|Crosby Leisure Centre is an excellent example of ceramic tile specification.
Longevity of product availability is key when specifying ceramic tiles for local authority refurbishments or when creating additional tiled areas in hospitals, schools, leisure centres and other local authority buildings.
Key to the specification is that the products will be available for many years so that any damage inflicted on the tile will not mean that the whole scheme has to be replaced putting the local authority at unnecessary expense. The facilities manager, surveyor or architect will increasingly be looking for much more in their tiling than its initial capital cost.

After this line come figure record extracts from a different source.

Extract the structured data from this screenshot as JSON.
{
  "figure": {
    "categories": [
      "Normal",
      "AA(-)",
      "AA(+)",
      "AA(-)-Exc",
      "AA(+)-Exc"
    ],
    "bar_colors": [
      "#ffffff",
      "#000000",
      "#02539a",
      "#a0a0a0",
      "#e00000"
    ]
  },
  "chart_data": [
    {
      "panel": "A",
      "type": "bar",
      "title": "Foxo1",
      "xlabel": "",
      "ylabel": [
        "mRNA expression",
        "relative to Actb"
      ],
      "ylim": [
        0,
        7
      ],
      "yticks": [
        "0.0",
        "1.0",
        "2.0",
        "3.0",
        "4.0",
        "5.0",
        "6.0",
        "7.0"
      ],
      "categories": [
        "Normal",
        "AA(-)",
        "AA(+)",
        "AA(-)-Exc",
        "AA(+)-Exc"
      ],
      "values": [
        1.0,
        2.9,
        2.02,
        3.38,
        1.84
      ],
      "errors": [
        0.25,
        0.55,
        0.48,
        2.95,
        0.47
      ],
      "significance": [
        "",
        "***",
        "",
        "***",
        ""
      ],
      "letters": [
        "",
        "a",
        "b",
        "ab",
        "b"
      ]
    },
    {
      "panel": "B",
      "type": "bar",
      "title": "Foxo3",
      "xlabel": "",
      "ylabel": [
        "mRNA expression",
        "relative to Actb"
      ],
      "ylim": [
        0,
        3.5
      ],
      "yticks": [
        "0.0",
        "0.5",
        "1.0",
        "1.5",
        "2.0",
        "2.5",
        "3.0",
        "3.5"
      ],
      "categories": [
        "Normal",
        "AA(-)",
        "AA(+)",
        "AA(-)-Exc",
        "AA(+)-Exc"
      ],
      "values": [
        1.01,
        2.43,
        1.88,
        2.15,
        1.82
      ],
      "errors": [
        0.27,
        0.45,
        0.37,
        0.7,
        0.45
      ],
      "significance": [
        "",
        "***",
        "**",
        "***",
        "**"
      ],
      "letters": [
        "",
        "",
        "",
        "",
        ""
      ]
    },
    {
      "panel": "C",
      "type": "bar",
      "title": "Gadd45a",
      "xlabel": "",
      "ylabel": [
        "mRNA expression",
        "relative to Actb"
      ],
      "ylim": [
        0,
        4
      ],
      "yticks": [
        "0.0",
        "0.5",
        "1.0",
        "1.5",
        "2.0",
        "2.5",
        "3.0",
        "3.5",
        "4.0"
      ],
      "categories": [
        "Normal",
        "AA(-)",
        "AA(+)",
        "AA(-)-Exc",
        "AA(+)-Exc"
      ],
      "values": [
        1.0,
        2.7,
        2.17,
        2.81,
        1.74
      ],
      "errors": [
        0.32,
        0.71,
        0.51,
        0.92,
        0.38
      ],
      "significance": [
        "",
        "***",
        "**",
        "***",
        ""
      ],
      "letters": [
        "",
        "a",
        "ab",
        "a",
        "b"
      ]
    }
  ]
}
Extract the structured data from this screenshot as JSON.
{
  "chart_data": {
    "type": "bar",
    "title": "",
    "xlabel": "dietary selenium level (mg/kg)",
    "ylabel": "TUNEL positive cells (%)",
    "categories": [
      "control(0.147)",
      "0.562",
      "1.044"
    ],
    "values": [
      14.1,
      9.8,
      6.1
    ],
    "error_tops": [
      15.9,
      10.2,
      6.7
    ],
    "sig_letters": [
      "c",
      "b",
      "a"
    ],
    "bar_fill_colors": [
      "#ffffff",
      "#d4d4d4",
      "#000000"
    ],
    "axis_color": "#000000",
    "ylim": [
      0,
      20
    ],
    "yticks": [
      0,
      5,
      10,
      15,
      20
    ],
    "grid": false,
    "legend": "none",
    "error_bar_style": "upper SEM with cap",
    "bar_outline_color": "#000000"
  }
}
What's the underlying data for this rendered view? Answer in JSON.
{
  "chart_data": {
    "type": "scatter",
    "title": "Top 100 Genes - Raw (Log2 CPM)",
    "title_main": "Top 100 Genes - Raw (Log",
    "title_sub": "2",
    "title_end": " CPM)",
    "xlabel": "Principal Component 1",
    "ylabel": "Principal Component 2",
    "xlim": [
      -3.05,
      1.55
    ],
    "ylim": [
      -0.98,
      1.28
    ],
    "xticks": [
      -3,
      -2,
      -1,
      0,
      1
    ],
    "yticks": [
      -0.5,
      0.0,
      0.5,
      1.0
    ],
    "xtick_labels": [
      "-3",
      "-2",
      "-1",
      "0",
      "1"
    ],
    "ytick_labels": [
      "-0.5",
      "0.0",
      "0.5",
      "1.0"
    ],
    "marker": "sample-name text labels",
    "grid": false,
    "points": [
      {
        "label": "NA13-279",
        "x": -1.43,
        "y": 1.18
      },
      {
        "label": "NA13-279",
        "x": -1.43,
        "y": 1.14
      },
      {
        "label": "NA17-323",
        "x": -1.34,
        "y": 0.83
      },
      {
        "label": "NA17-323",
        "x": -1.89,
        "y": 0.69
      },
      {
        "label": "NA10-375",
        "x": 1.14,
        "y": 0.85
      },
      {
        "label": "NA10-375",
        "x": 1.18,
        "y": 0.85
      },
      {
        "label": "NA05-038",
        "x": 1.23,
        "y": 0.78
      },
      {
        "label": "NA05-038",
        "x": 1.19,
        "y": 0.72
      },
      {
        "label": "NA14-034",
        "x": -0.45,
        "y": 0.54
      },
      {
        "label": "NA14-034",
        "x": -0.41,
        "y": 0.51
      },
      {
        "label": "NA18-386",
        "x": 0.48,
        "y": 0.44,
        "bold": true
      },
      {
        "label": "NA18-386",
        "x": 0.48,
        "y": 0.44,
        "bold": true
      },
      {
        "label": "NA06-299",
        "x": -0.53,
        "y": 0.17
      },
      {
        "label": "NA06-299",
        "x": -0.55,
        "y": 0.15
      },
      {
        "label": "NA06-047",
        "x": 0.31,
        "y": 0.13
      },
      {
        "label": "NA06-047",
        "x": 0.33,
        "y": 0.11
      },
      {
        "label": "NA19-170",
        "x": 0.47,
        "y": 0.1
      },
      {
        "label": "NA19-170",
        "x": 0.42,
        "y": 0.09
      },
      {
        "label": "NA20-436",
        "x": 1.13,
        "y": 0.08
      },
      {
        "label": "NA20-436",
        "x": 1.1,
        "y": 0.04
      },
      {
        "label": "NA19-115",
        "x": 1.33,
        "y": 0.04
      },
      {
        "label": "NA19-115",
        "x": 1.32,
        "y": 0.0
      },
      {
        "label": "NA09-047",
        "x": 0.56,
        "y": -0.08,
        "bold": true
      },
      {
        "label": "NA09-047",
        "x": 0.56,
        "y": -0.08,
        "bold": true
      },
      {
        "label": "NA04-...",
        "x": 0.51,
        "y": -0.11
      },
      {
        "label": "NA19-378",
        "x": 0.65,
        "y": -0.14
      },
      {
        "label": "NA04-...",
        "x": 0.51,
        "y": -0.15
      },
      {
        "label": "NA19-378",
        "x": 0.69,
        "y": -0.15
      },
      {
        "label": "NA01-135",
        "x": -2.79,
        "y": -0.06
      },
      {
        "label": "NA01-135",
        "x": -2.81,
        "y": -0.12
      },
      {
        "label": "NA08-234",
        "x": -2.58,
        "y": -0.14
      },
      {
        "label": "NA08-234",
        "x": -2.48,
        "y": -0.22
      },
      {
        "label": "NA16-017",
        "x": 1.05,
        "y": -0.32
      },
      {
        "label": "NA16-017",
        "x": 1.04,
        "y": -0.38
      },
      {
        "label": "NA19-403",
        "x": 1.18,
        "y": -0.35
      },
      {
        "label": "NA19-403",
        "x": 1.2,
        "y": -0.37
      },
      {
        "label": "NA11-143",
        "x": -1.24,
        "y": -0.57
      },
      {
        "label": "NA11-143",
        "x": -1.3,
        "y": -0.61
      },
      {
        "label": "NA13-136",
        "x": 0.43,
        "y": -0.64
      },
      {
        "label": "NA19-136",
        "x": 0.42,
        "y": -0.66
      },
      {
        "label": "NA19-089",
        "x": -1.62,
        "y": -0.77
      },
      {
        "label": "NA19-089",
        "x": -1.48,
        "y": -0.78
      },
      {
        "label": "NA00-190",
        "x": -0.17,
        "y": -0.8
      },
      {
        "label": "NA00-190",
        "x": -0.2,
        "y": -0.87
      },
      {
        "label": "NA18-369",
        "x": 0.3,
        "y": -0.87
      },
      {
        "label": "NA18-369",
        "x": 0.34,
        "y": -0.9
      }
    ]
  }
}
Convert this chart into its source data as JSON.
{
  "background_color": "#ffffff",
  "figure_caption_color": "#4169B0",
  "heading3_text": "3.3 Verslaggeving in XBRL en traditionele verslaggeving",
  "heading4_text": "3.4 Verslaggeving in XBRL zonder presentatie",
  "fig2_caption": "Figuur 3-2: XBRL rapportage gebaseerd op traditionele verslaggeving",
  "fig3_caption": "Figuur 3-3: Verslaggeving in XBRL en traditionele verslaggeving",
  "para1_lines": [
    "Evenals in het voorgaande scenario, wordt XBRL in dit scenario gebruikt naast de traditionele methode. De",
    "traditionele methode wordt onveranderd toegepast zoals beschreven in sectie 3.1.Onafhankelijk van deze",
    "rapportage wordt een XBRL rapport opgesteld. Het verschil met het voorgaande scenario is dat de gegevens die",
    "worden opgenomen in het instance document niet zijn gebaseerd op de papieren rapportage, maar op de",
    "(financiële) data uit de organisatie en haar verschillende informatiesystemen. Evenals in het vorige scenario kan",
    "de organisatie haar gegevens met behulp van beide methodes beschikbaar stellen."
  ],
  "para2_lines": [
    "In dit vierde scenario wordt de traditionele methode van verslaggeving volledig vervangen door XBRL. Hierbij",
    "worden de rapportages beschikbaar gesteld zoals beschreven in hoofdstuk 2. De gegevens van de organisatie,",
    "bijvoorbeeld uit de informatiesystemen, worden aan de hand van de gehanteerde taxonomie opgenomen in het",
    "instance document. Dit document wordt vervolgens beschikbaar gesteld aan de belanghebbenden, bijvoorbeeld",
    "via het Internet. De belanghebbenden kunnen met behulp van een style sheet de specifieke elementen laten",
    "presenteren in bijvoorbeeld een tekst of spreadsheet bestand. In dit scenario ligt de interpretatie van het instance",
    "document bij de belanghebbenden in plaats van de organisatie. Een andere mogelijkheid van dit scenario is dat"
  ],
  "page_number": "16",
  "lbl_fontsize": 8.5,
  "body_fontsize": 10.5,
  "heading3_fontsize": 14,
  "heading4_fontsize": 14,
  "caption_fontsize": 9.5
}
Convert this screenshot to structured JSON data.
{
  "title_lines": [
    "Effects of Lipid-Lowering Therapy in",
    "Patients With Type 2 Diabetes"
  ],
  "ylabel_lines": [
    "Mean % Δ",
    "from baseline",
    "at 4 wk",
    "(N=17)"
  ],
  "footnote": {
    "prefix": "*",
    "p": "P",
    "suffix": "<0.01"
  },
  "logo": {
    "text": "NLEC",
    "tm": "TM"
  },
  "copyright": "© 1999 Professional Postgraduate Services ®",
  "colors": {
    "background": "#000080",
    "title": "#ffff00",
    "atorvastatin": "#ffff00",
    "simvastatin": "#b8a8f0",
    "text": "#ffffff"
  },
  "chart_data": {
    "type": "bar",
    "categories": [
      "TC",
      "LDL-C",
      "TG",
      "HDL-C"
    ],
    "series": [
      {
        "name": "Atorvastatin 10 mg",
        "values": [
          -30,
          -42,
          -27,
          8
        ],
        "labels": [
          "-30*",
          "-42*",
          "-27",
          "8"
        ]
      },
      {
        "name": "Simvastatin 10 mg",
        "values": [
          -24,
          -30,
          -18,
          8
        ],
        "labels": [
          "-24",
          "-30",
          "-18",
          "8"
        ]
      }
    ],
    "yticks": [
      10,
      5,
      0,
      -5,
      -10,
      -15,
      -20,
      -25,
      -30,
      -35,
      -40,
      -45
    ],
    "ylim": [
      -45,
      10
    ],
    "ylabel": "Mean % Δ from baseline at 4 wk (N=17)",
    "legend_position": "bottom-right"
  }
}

Longevity of supply is applicable for a range of local authority projects that utilise a range of different styles and coloured tiles such as textured, slip resistant floor tiles and colourful wall tiles. An example of tile specification under a local authority initiated PFI (Private Funding Initiative) is Crosby Leisure Centre in Liverpool. It was one of the first ever leisure centres to be constructed under a PFI and houses 2204m² of Johnson ceramic tiles.
Whether a project is large or small, the correct tile specification is key and Crosby is a perfect example of the varied criteria that the tile ranges had to meet before they were considered perfect for the detailed specification.
|Designed by Architects John Lewis Associates, and constructed on behalf of Parkwood PPI Projects by main contractors G&J Seddon, the £7 million facility comprises a 25m swimming pool, a childrens learner pool and large changing facilities. |
The large swimming pool utilised 484m² of Johnsons architectural range in white and racing lines in sapphire blue, creating both an attractive and functional finish for visitors and staff.
For the internal walls of the changing areas the Prismatics range was installed, creating an aesthetically calming and cleansed environment.
The specification also included Kerastar Diamond tiles, offering a slip resistant finish to the floors of the changing rooms, ensuring safety for its users.
To meet the stringent PFI criteria, great attention to quality and durability of the tiles was required in order to ensure that not only would the ceramic tiles stand the test of time but that the product lines would also be available in years time should replacements be necessary.
The architect on the project, John Lewis of Architects John Lewis Associates commented: The Crosby project required tiled surfaces that were attractive, hygienic, durable and resistant to aggressive water and atmospheric conditions, with the appropriate level of slip resistance. Johnsons tile range offered all of these qualities, making them the ideal choice for the Crosby development.